In October last year, since its commitment to build international support for the Syrian people, the United States of America is today urging other countries to reach out to Russia and China to demand that they get off the sidelines and begin to support the legitimate aspirations of the Syrian people. Russia and China vetoed a draft resolution that would have condemned the Assad regime. Russia is opposed to the establishment of safe no-fly zones which means that Russia is explicitly supporting what the US says are war-crimes committed by the regime.
Media reports say Sergei Lavrov, the Russian Foreign Minister, blames the opposition.
Reports say that Russia is deploying naval military ships in the Mediterranean in an apparent gesture of support for Assad’s regime.
Some analysts believe that Russia is worried about its heavy investments in Syria. Russia reportedly invested $30 billion in energy and tourism infrastructure and it has a naval base in the Syrian coastal city of Tartous. Reports say Russia fears that one day the international community might act against one of its client states in the old Soviet Union.
Earlier this July, recognizing Russia’s strategic importance to the United States, Deputy Secretary William J. Burns said U.S.-Russia relations are often an uneasy mix of competition and cooperation.
In his remarks on Russia’s WTO accession in DC, Mr. Burns stressed that the US has real and continuing differences with Russia.
Mr. Burns said he has spent a good deal of his diplomatic career helping Administrations of both parties navigate the US’ complicated relationship with Russia.
He stressed that while it may be tempting to downplay Russia’s importance, the United States simply does not have that luxury.

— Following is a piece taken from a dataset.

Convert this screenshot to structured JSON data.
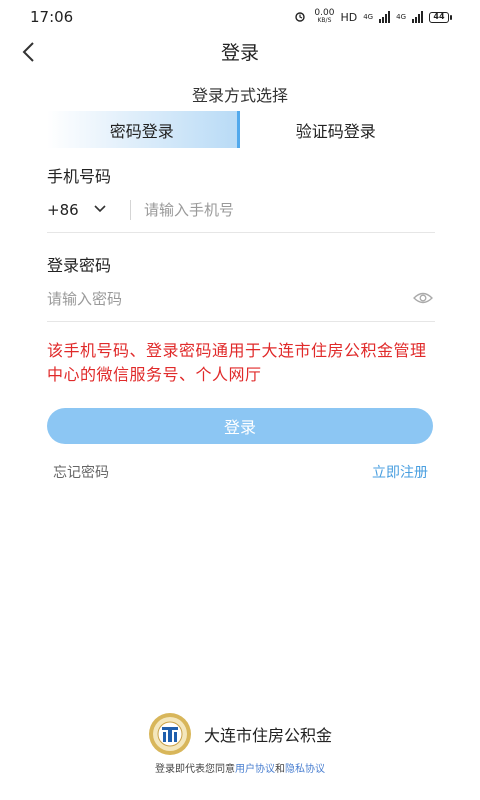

He noted that as a permanent member of the UN Security Council; as one of the world’s largest nuclear powers; and as the world’s single largest producer of hydrocarbons, Russia’s strategic importance to the U.S. will matter for many years to come.
In May this year, the United States of America underlined that it’s in US interest to graduate Russia from Jackson-Vanik.
The United States’ trade relationship with Russia is tied to a provision of U.S. trade law (the Jackson-Vanik amendment) enacted in the 1970s to condition normal trade relations (NTR) status on the then-Soviet Union’s willingness to let Jews emigrate freely.
The United States asserts that Jackson-Vanik should be lifted simply unrelated to anything else because it’s in US interest, at the same time strongly supports the goals of the Cardin legislation.
President Obama has been looking of areas of common interest, trying to reach practical, real substantive agreements while also being very clear that there would be things we would disagree on and we wouldn’t sweep them under the carpet as we pursued these things, Mr. Gordon added.
Both countries have accomplished numerous things together, particularly the New START Treaty or cooperation on Afghanistan which has been very significant to their efforts; or the 123 Nuclear Agreement on civil nuclear cooperation; Russian support on North Korea; and, particularly Iran.
Both countries have been working very hard, to reach an agreement that would benefit the two countries.
The United States has been very clear about the importance of democracy, human rights, and civil society in US foreign policy.
Russia’s membership in the world’s largest rules-based trading system is said to provide tangible benefits to Russia as well as for U.S. businesses.